A Beautiful Mind
Personal Lessons and Insights

February 8, 2002


Brief Plot Summary

A brilliant mathematician is forced to deal with schizophrenia.


Interest Character

I found Alicia Nash (Jennifer Connelly), John Nash's wife, to be an interesting character. After she found out about John's mental illness, she stayed with him through all of the treatments, and acted as a guardian for him when she brought him back home. Even though it was not the best thing for her, she felt responsible for helping him lead a life where he could honestly believe in his delusions without restriction. Even after he becomes distanced from her and the world, she never let go. Even though it was conducted in a manner that was self-harming, her refusal to leave John and get a better life for her and her child was probably the only thing that allowed John to recover and overcome his illness.


Interesting Scene

The scene where Nash accepts his illness was interesting.

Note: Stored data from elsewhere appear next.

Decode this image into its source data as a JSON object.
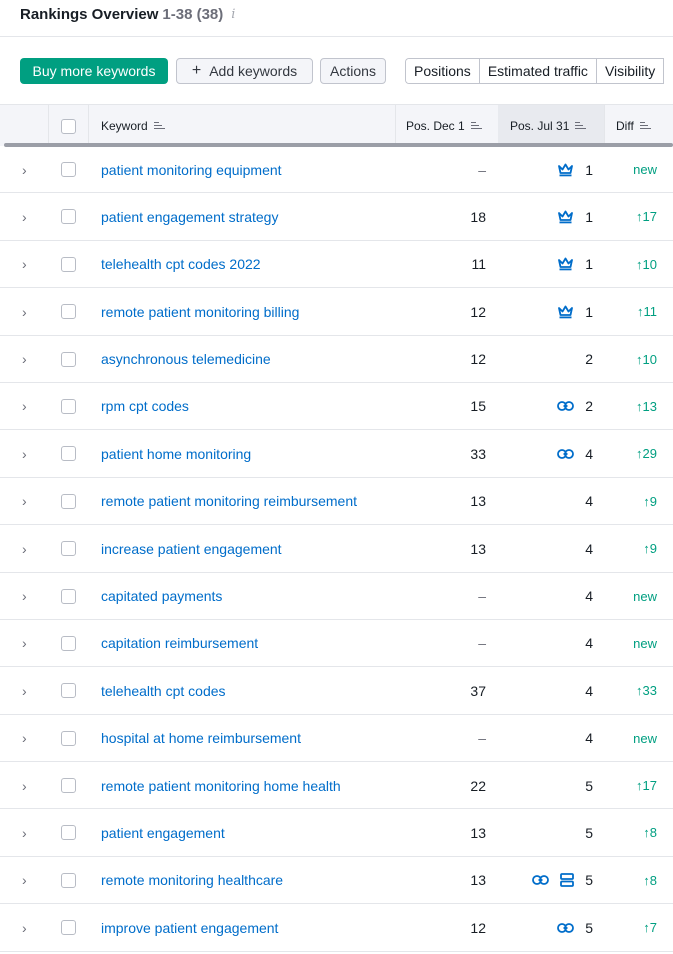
{
  "header": {
    "title": "Rankings Overview",
    "count": "1-38 (38)",
    "info_glyph": "i"
  },
  "toolbar": {
    "buy_label": "Buy more keywords",
    "add_label": "Add keywords",
    "actions_label": "Actions",
    "tabs": [
      "Positions",
      "Estimated traffic",
      "Visibility"
    ]
  },
  "columns": {
    "keyword": "Keyword",
    "pos_a": "Pos. Dec 1",
    "pos_b": "Pos. Jul 31",
    "diff": "Diff"
  },
  "colors": {
    "accent": "#009f81",
    "link": "#006dca",
    "icon": "#006dca"
  },
  "rows": [
    {
      "keyword": "patient monitoring equipment",
      "pos_a": "–",
      "pos_b": "1",
      "icons": [
        "crown-icon"
      ],
      "diff": "new"
    },
    {
      "keyword": "patient engagement strategy",
      "pos_a": "18",
      "pos_b": "1",
      "icons": [
        "crown-icon"
      ],
      "diff": "↑17"
    },
    {
      "keyword": "telehealth cpt codes 2022",
      "pos_a": "11",
      "pos_b": "1",
      "icons": [
        "crown-icon"
      ],
      "diff": "↑10"
    },
    {
      "keyword": "remote patient monitoring billing",
      "pos_a": "12",
      "pos_b": "1",
      "icons": [
        "crown-icon"
      ],
      "diff": "↑11"
    },
    {
      "keyword": "asynchronous telemedicine",
      "pos_a": "12",
      "pos_b": "2",
      "icons": [],
      "diff": "↑10"
    },
    {
      "keyword": "rpm cpt codes",
      "pos_a": "15",
      "pos_b": "2",
      "icons": [
        "link-icon"
      ],
      "diff": "↑13"
    },
    {
      "keyword": "patient home monitoring",
      "pos_a": "33",
      "pos_b": "4",
      "icons": [
        "link-icon"
      ],
      "diff": "↑29"
    },
    {
      "keyword": "remote patient monitoring reimbursement",
      "pos_a": "13",
      "pos_b": "4",
      "icons": [],
      "diff": "↑9"
    },
    {
      "keyword": "increase patient engagement",
      "pos_a": "13",
      "pos_b": "4",
      "icons": [],
      "diff": "↑9"
    },
    {
      "keyword": "capitated payments",
      "pos_a": "–",
      "pos_b": "4",
      "icons": [],
      "diff": "new"
    },
    {
      "keyword": "capitation reimbursement",
      "pos_a": "–",
      "pos_b": "4",
      "icons": [],
      "diff": "new"
    },
    {
      "keyword": "telehealth cpt codes",
      "pos_a": "37",
      "pos_b": "4",
      "icons": [],
      "diff": "↑33"
    },
    {
      "keyword": "hospital at home reimbursement",
      "pos_a": "–",
      "pos_b": "4",
      "icons": [],
      "diff": "new"
    },
    {
      "keyword": "remote patient monitoring home health",
      "pos_a": "22",
      "pos_b": "5",
      "icons": [],
      "diff": "↑17"
    },
    {
      "keyword": "patient engagement",
      "pos_a": "13",
      "pos_b": "5",
      "icons": [],
      "diff": "↑8"
    },
    {
      "keyword": "remote monitoring healthcare",
      "pos_a": "13",
      "pos_b": "5",
      "icons": [
        "link-icon",
        "sitelinks-icon"
      ],
      "diff": "↑8"
    },
    {
      "keyword": "improve patient engagement",
      "pos_a": "12",
      "pos_b": "5",
      "icons": [
        "link-icon"
      ],
      "diff": "↑7"
    }
  ]
}
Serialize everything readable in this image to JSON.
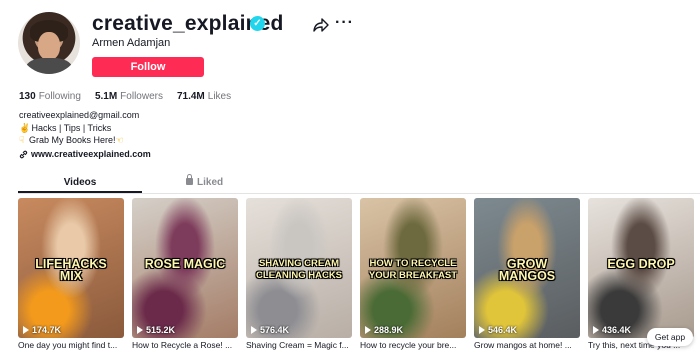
{
  "profile": {
    "username": "creative_explained",
    "nickname": "Armen Adamjan",
    "follow_label": "Follow",
    "verified_symbol": "✓"
  },
  "header_actions": {
    "share_icon": "share-arrow-icon",
    "more_label": "···"
  },
  "stats": {
    "following_count": "130",
    "following_label": "Following",
    "followers_count": "5.1M",
    "followers_label": "Followers",
    "likes_count": "71.4M",
    "likes_label": "Likes"
  },
  "bio": {
    "email": "creativeexplained@gmail.com",
    "line2": "Hacks | Tips | Tricks",
    "line3": "Grab My Books Here!",
    "line2_emoji": "✌",
    "line3_emoji_left": "☟",
    "line3_emoji_right": "☜",
    "link": "www.creativeexplained.com"
  },
  "tabs": {
    "videos": "Videos",
    "liked": "Liked"
  },
  "videos": [
    {
      "overlay": "LIFEHACKS MIX",
      "views": "174.7K",
      "caption": "One day you might find t...",
      "colors": [
        "#c88a5f",
        "#8a5a3c",
        "#e9c9a8"
      ],
      "accent": "#f39a1c"
    },
    {
      "overlay": "ROSE MAGIC",
      "views": "515.2K",
      "caption": "How to Recycle a Rose! ...",
      "colors": [
        "#d5d0c9",
        "#a47c66",
        "#7e3c5c"
      ],
      "accent": "#6b2a4a"
    },
    {
      "overlay": "SHAVING CREAM CLEANING HACKS",
      "views": "576.4K",
      "caption": "Shaving Cream = Magic f...",
      "colors": [
        "#e6e0da",
        "#b8aea6",
        "#c9c6c2"
      ],
      "accent": "#8d8d92"
    },
    {
      "overlay": "HOW TO RECYCLE YOUR BREAKFAST",
      "views": "288.9K",
      "caption": "How to recycle your bre...",
      "colors": [
        "#d9c3a6",
        "#a3805c",
        "#6e6a3f"
      ],
      "accent": "#4a6b35"
    },
    {
      "overlay": "GROW MANGOS",
      "views": "546.4K",
      "caption": "Grow mangos at home! ...",
      "colors": [
        "#7d8a90",
        "#5a5d60",
        "#c9a16a"
      ],
      "accent": "#e0c43a"
    },
    {
      "overlay": "EGG DROP",
      "views": "436.4K",
      "caption": "Try this, next time you ...",
      "colors": [
        "#e7e2dd",
        "#a89a8e",
        "#5b4c45"
      ],
      "accent": "#3a3a3a"
    }
  ],
  "get_app_label": "Get app"
}
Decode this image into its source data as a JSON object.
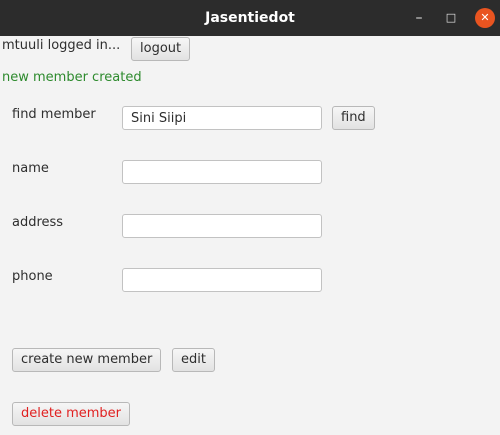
{
  "window": {
    "title": "Jasentiedot",
    "minimize_glyph": "–",
    "maximize_glyph": "□",
    "close_glyph": "✕"
  },
  "session": {
    "user_text": "mtuuli logged in...",
    "logout_label": "logout"
  },
  "status_message": "new member created",
  "form": {
    "find_label": "find member",
    "find_value": "Sini Siipi",
    "find_button": "find",
    "name_label": "name",
    "name_value": "",
    "address_label": "address",
    "address_value": "",
    "phone_label": "phone",
    "phone_value": ""
  },
  "actions": {
    "create_label": "create new member",
    "edit_label": "edit",
    "delete_label": "delete member"
  },
  "colors": {
    "status": "#2d8a2d",
    "delete_text": "#e02020",
    "titlebar": "#2c2c2c",
    "close_button": "#e95420"
  }
}
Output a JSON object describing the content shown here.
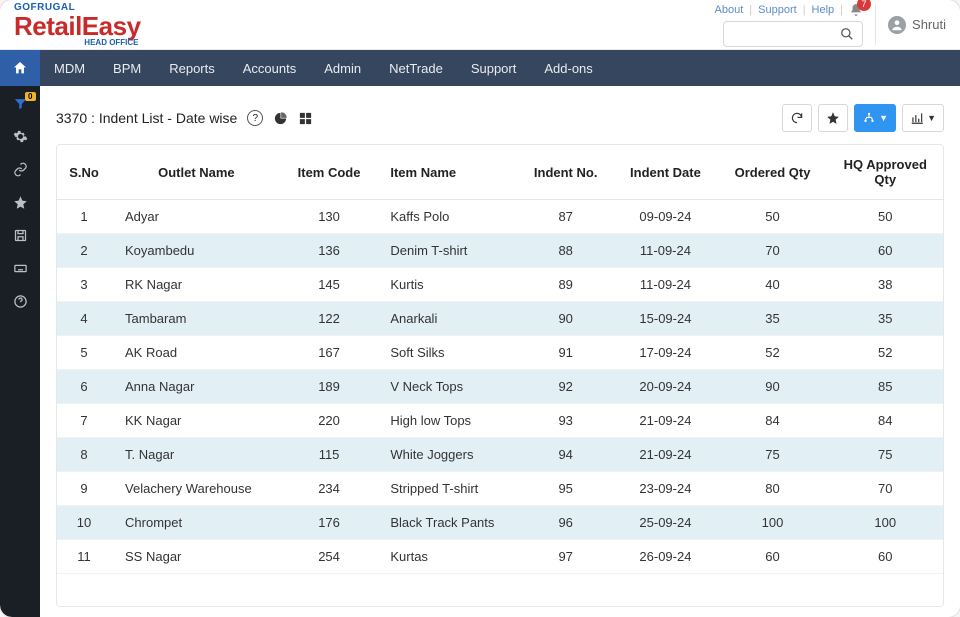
{
  "header": {
    "logo_go": "GOFRUGAL",
    "logo_main": "RetailEasy",
    "logo_sub": "HEAD OFFICE",
    "links": {
      "about": "About",
      "support": "Support",
      "help": "Help"
    },
    "bell_badge": "7",
    "user_name": "Shruti"
  },
  "nav": [
    "MDM",
    "BPM",
    "Reports",
    "Accounts",
    "Admin",
    "NetTrade",
    "Support",
    "Add-ons"
  ],
  "sidebar_filter_badge": "0",
  "page": {
    "title": "3370 : Indent List - Date wise"
  },
  "table": {
    "headers": {
      "sno": "S.No",
      "outlet": "Outlet Name",
      "code": "Item Code",
      "item": "Item Name",
      "indent_no": "Indent No.",
      "indent_date": "Indent Date",
      "ordered": "Ordered Qty",
      "hq": "HQ Approved Qty"
    },
    "rows": [
      {
        "sno": "1",
        "outlet": "Adyar",
        "code": "130",
        "item": "Kaffs Polo",
        "indent_no": "87",
        "indent_date": "09-09-24",
        "ordered": "50",
        "hq": "50"
      },
      {
        "sno": "2",
        "outlet": "Koyambedu",
        "code": "136",
        "item": "Denim T-shirt",
        "indent_no": "88",
        "indent_date": "11-09-24",
        "ordered": "70",
        "hq": "60"
      },
      {
        "sno": "3",
        "outlet": "RK Nagar",
        "code": "145",
        "item": "Kurtis",
        "indent_no": "89",
        "indent_date": "11-09-24",
        "ordered": "40",
        "hq": "38"
      },
      {
        "sno": "4",
        "outlet": "Tambaram",
        "code": "122",
        "item": "Anarkali",
        "indent_no": "90",
        "indent_date": "15-09-24",
        "ordered": "35",
        "hq": "35"
      },
      {
        "sno": "5",
        "outlet": "AK Road",
        "code": "167",
        "item": "Soft Silks",
        "indent_no": "91",
        "indent_date": "17-09-24",
        "ordered": "52",
        "hq": "52"
      },
      {
        "sno": "6",
        "outlet": "Anna Nagar",
        "code": "189",
        "item": "V Neck Tops",
        "indent_no": "92",
        "indent_date": "20-09-24",
        "ordered": "90",
        "hq": "85"
      },
      {
        "sno": "7",
        "outlet": "KK Nagar",
        "code": "220",
        "item": "High low Tops",
        "indent_no": "93",
        "indent_date": "21-09-24",
        "ordered": "84",
        "hq": "84"
      },
      {
        "sno": "8",
        "outlet": "T. Nagar",
        "code": "115",
        "item": "White Joggers",
        "indent_no": "94",
        "indent_date": "21-09-24",
        "ordered": "75",
        "hq": "75"
      },
      {
        "sno": "9",
        "outlet": "Velachery Warehouse",
        "code": "234",
        "item": "Stripped T-shirt",
        "indent_no": "95",
        "indent_date": "23-09-24",
        "ordered": "80",
        "hq": "70"
      },
      {
        "sno": "10",
        "outlet": "Chrompet",
        "code": "176",
        "item": "Black Track Pants",
        "indent_no": "96",
        "indent_date": "25-09-24",
        "ordered": "100",
        "hq": "100"
      },
      {
        "sno": "11",
        "outlet": "SS Nagar",
        "code": "254",
        "item": "Kurtas",
        "indent_no": "97",
        "indent_date": "26-09-24",
        "ordered": "60",
        "hq": "60"
      }
    ]
  }
}
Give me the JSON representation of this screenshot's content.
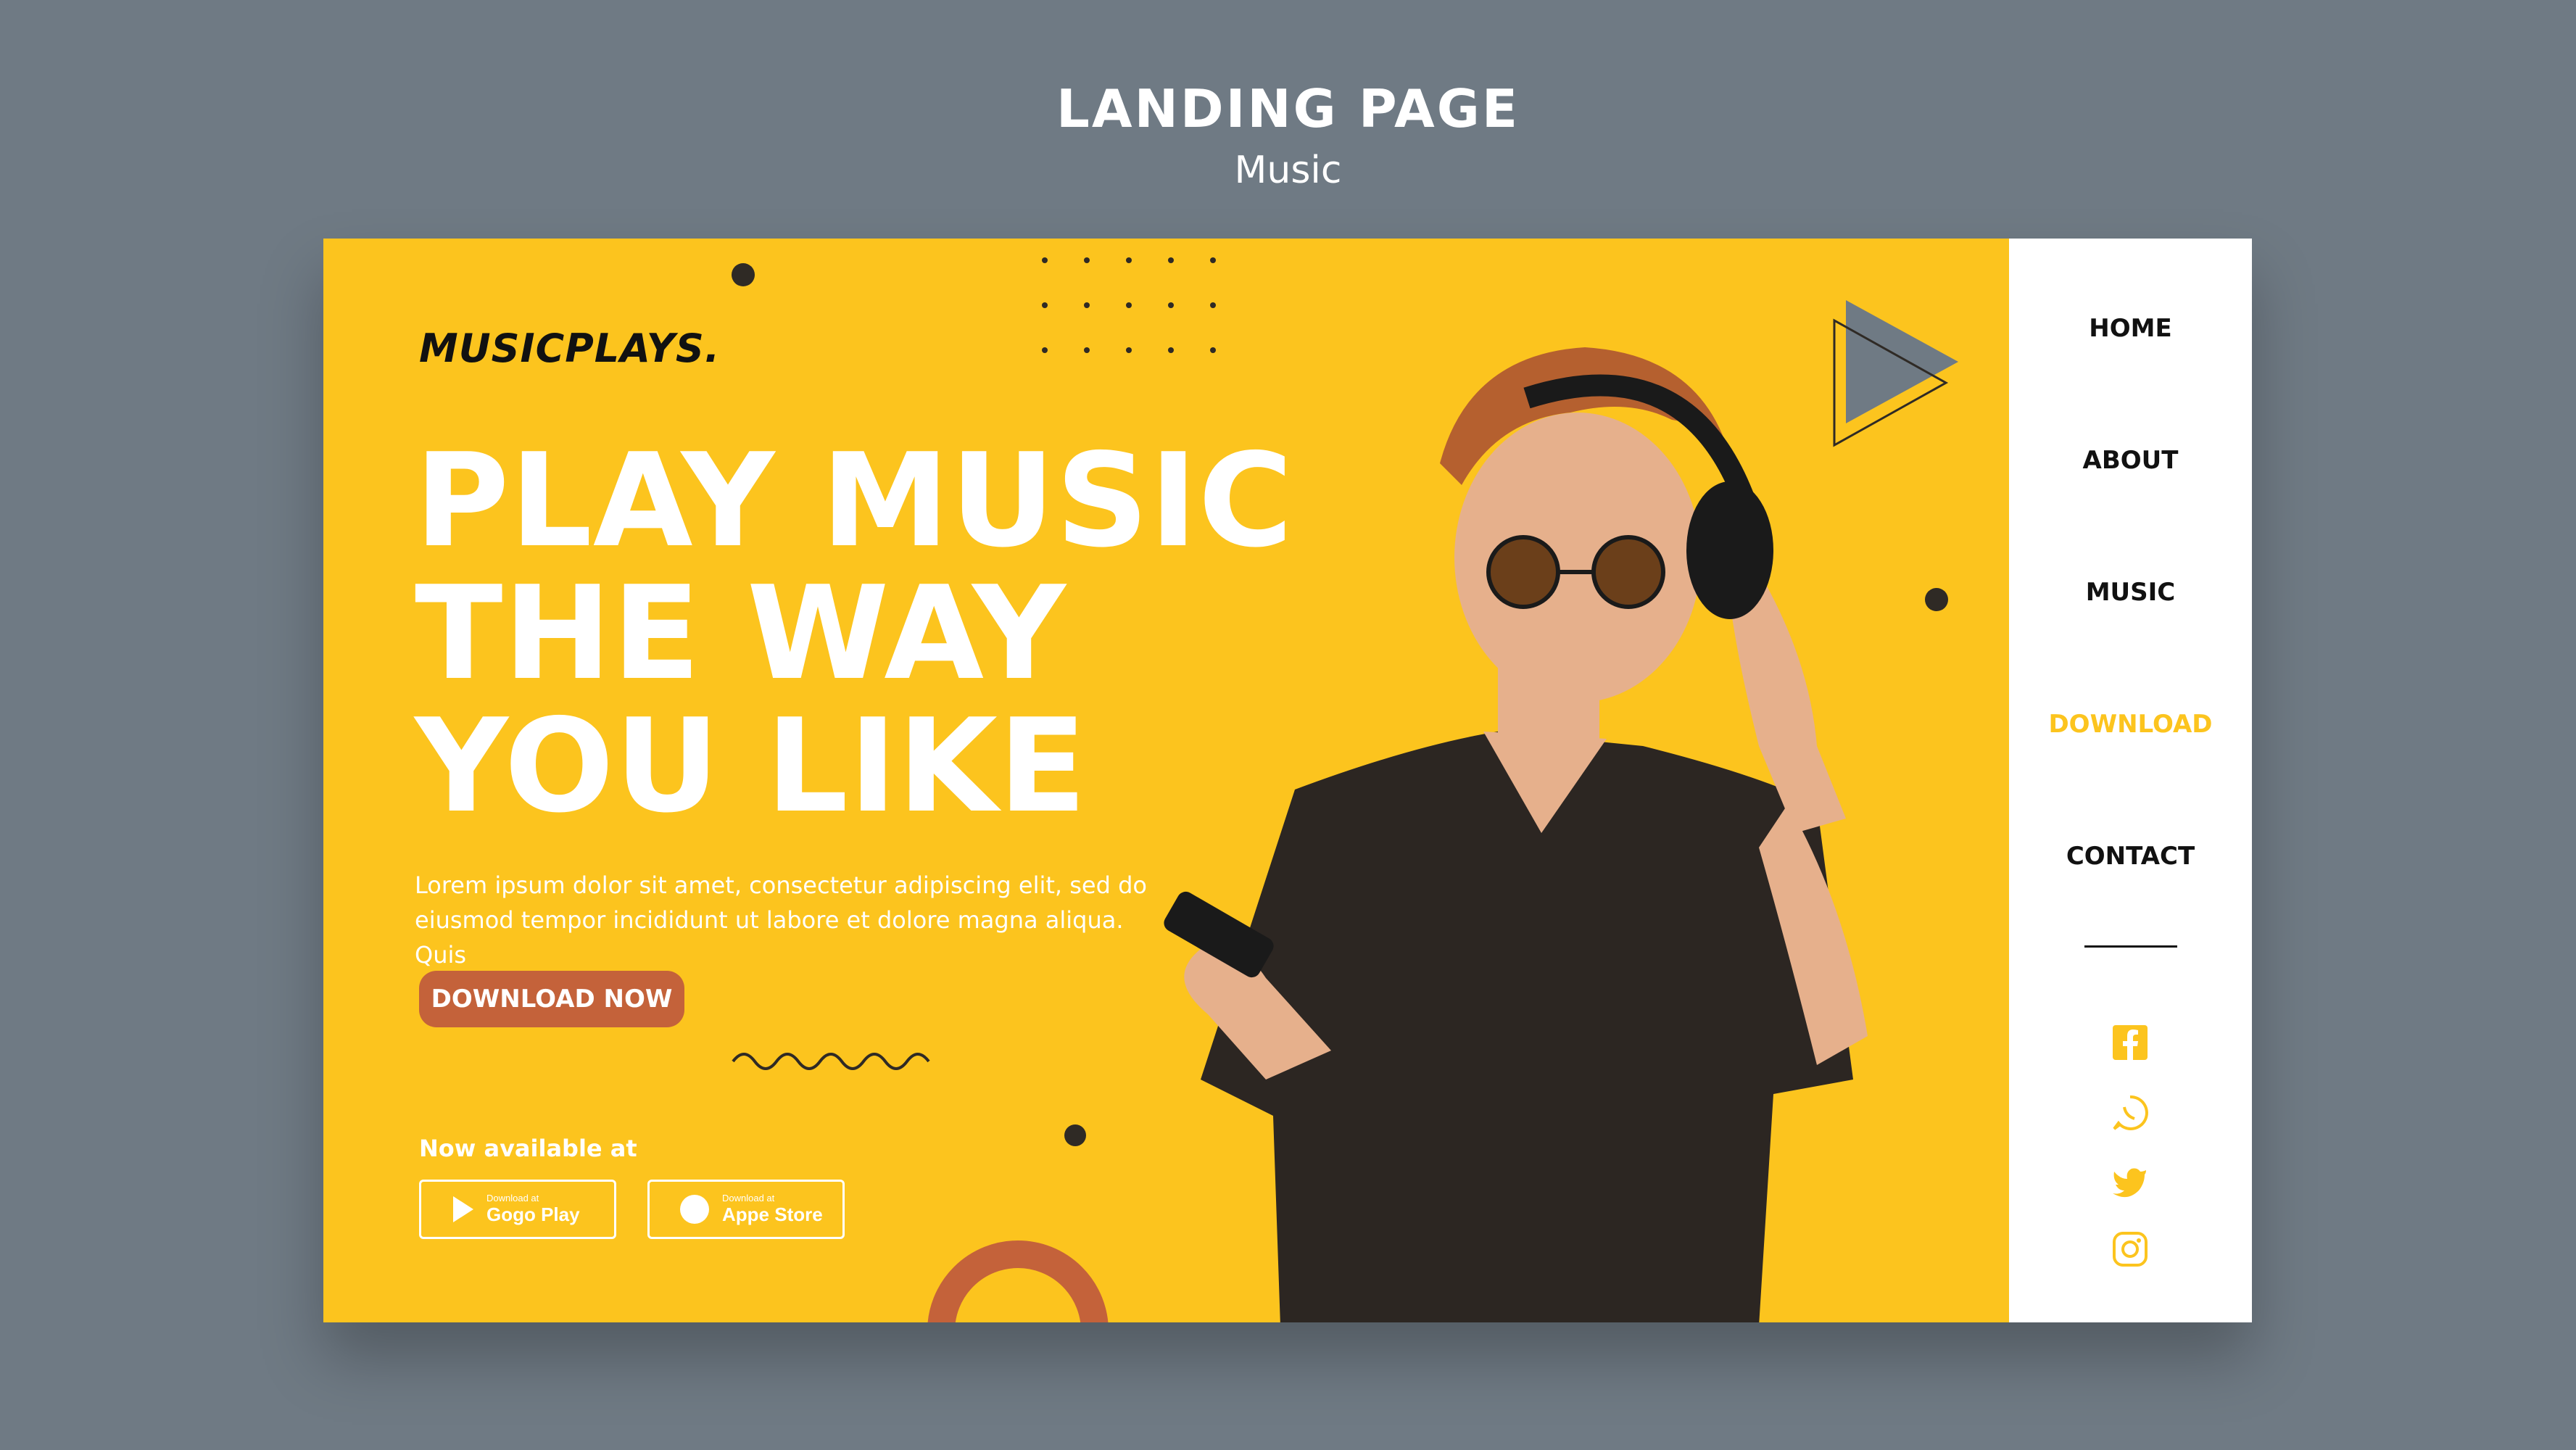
{
  "showcase": {
    "title": "LANDING PAGE",
    "subtitle": "Music"
  },
  "hero": {
    "brand": "MUSICPLAYS.",
    "headline_lines": [
      "PLAY MUSIC",
      "THE WAY",
      "YOU LIKE"
    ],
    "body_lines": [
      "Lorem ipsum dolor sit amet, consectetur adipiscing elit, sed do",
      "eiusmod tempor incididunt ut labore et dolore magna aliqua. Quis"
    ],
    "cta_label": "DOWNLOAD NOW",
    "available_label": "Now available at",
    "stores": [
      {
        "small": "Download at",
        "name": "Gogo Play",
        "icon": "play-triangle-icon"
      },
      {
        "small": "Download at",
        "name": "Appe Store",
        "icon": "apple-circle-icon"
      }
    ]
  },
  "nav": {
    "items": [
      {
        "label": "HOME",
        "active": false
      },
      {
        "label": "ABOUT",
        "active": false
      },
      {
        "label": "MUSIC",
        "active": false
      },
      {
        "label": "DOWNLOAD",
        "active": true
      },
      {
        "label": "CONTACT",
        "active": false
      }
    ],
    "social": [
      "facebook-icon",
      "whatsapp-icon",
      "twitter-icon",
      "instagram-icon"
    ]
  },
  "colors": {
    "background": "#6f7a84",
    "accent_yellow": "#fcc41e",
    "cta_orange": "#c4623a",
    "nav_bg": "#ffffff",
    "active_link": "#fcc41e",
    "dark": "#111111"
  }
}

After nearly letting his child drown, and accidentally hitting his wife while 'saving' her from one of his delusions, Alicia attempts to leave him and take their child with her. It is as she is pulling away that John really starts to think about the characters that had been taking up almost every moment of his time. By stopping and evaluating the situation, rather than trying to keep up with the frantic pace his own paranoia had set, he was able to discern that his delusions never aged, a truth he was not able to cover up with another imagined explanation.


Something this film made me think about.

This film made me think about how people have a tenancy to convince themselves of truths in order to quell their own remorse, guilt, or others negative feelings. Although it was a somewhat different situation with Nash (his delusions were so realistic they had to be true), it is still the same basic principle. I have betrayed what I know to be right on occasion, and as a human tendency I tried to convince myself that what I had done was not really bad, or some other story in order to deal with my own conscience. Although I am usually able to see through such self-lies, the soothing of your conscience is a very powerful offer. I believe that the appropriate response to this self-cheating is to sit back and evaluate the situation you are in to see why you are betraying your own sense of right and wrong. Judge the situation to make sure you don't go too far past your own code of ethics, and make sure the prize is worth the effort. If I had followed that suggestion during the various times I have cheated myself, there would be no guilt to my actions as I would have though them out fully and clearly at the time.